One of the first restaurants to use one is The Mighty Bowl, which reopened Tuesday after closing in mid-April amid the pandemic.
Customers will find a reduced menu, and a lack of some ingredients as The Mighty Bowl adjusts to pricing and supply issues, along with a slow ramp-up with restaffing.
In an FAQ posted to their Facebook page, The Mighty Bowl urged customers to be patient as they navigate the uncertain seas of the Phase 2 world.
“It’s uncertain, if and when the full menu that we had prior to COVID-19, will be returning,” the posting said. “There are so many variables through these unprecedented times, that we are taking that decision week by week.”
Just like all things in the midst of this pandemic, the impact largely depends on your point of view.
Rocky’s Pizza laid off a third of its employees. Many of them may not return, at least any time soon.
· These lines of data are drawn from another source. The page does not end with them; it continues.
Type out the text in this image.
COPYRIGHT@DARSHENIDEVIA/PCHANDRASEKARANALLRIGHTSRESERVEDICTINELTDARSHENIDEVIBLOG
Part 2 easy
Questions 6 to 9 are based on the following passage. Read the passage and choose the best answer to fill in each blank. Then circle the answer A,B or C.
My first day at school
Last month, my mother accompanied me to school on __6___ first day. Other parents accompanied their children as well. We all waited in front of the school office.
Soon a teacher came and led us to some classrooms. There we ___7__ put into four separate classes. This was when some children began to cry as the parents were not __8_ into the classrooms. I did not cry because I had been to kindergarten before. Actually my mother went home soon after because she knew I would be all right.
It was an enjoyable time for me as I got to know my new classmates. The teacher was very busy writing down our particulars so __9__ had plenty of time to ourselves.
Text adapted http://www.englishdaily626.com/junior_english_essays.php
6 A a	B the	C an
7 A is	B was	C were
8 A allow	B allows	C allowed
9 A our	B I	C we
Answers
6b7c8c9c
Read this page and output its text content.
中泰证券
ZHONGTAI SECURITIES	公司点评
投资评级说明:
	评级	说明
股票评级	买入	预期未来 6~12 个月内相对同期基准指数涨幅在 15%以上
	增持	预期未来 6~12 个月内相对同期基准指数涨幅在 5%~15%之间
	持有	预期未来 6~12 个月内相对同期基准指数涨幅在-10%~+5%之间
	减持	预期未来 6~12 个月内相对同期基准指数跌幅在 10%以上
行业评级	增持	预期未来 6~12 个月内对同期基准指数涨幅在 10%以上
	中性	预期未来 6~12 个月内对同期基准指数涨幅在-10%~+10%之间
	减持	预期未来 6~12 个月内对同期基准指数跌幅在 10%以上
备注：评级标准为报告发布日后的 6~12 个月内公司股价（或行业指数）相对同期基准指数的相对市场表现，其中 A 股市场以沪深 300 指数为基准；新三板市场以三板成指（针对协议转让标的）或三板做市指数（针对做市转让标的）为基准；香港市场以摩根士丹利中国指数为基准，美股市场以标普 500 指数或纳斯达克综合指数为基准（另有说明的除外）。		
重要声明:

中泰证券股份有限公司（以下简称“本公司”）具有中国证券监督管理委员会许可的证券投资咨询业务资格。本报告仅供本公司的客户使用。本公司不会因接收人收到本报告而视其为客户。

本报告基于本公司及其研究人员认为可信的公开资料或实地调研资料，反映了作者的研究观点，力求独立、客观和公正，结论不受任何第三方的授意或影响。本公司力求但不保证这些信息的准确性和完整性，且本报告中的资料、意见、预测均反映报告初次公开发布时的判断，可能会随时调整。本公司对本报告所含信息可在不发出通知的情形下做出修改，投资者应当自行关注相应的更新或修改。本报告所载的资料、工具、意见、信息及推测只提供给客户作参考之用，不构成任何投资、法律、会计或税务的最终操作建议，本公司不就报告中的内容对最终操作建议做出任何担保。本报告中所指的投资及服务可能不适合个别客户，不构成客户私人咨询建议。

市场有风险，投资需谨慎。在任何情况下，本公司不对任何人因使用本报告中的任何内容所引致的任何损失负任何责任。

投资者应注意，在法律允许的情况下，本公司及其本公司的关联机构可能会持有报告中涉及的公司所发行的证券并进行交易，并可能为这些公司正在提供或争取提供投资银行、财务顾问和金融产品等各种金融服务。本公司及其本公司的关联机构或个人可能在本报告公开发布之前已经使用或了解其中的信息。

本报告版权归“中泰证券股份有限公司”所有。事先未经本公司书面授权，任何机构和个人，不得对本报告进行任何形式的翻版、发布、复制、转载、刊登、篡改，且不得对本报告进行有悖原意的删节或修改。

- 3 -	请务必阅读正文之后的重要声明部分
At the same time, the two-story log building on Main Street has been feeding families and hosting parties in Battle Ground for well over four decades now.
Any restaurant owner will tell you, there is a constant tension between remaining in business and finding time to fix the myriad of problems that crop up.
So perhaps that’s why Livingston, who is dating Tammy Bria Roberts, daughter of the business’ namesake Rocky Bria, calls the pandemic a “blessing.”
“It’s let us be able to do some things that we never, ever would have been able to do while we were open,” he explains.
Anyone coming to Rocky’s right now will find tables spaced farther apart, or blocked off. The salad bar and buffet are gone for now. Employees wear face masks, and disinfect all eating areas routinely.
They’ll also find a slice of normalcy in a world few ever imagined.
Perhaps it’s that, more than anything else, drawing people back out of their homes, to sit in a strange chair, have a stranger serve them food, and leave a little lighter in their pocketbooks.
At least, that’s what Clark County restaurants are hoping for.